Do you get exposure to key business lines and assurance functions?

Bring these people into the boardroom, with no PowerPoint slides. See how they think on their feet. It is good for succession planning, and is an excellent source of information.

Do you get good advice and stay current?

Don’t let management pre-select advisors. Bring tailored education into the boardroom and stay on top of emerging developments. Get the information you need to do your job.

Do you meet with shareholders – apart from management?

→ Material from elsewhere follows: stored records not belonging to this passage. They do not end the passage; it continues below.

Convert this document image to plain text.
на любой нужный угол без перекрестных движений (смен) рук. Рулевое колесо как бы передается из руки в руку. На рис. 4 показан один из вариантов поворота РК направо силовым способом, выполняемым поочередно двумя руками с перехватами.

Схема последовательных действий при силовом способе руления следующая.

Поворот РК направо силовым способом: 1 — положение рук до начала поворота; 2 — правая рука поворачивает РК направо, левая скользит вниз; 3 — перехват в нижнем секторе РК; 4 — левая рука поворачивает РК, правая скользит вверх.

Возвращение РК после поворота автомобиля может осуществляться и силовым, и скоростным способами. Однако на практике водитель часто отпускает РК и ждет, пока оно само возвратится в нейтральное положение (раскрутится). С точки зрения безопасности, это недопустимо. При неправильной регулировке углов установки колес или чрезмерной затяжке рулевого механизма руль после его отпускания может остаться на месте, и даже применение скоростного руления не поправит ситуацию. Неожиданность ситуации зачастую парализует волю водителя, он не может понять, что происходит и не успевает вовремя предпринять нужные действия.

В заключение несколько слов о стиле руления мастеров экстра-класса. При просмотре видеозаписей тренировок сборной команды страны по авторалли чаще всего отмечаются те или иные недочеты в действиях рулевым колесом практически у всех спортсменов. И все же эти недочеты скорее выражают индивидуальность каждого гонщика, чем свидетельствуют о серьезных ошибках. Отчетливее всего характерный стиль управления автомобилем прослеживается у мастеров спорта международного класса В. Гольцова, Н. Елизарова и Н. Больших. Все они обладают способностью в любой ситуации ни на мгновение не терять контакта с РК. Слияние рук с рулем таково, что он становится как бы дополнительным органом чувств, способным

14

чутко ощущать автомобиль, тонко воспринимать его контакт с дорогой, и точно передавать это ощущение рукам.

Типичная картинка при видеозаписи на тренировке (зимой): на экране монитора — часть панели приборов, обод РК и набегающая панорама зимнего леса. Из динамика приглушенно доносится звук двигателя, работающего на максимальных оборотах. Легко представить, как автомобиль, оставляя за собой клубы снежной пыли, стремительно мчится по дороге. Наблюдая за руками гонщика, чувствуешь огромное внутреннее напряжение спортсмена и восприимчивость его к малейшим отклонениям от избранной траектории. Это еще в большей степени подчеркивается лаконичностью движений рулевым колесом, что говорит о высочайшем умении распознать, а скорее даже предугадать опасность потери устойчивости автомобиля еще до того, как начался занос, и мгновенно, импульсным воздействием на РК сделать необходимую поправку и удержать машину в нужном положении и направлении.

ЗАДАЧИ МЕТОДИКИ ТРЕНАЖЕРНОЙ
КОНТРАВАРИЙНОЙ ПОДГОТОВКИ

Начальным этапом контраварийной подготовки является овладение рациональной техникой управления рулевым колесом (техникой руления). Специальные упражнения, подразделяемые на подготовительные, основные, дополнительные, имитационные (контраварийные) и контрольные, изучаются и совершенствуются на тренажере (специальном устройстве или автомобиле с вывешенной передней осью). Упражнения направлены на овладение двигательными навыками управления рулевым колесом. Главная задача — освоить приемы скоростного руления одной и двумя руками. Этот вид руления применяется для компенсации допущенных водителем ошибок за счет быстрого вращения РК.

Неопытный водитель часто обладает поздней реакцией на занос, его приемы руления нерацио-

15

Ten years ago I had to ask CEOs to leave the room when independent directors met separately. Now I am doing so when directors meet with shareholders. Meet with key shareholders regularly. Listen to them. Don’t let lawyers interfere.

I brought the Chairman of the Hershey Company, James Nevels, into my corporate governance class that I taught at Harvard this past summer. We talked about people and relationships, but what Jim also said was how important the Board chair position is to create the climate and environment for the above questions and practices to occur. Jim has a saying he uses to focus his fellow directors – “We need all hands on deck for this one” – for a key decision, and makes sure each director brings their “A” game all the time. He goes around the table and he speaks last.

You need to bring your skills forward as a director. Every director slot matters now more than ever.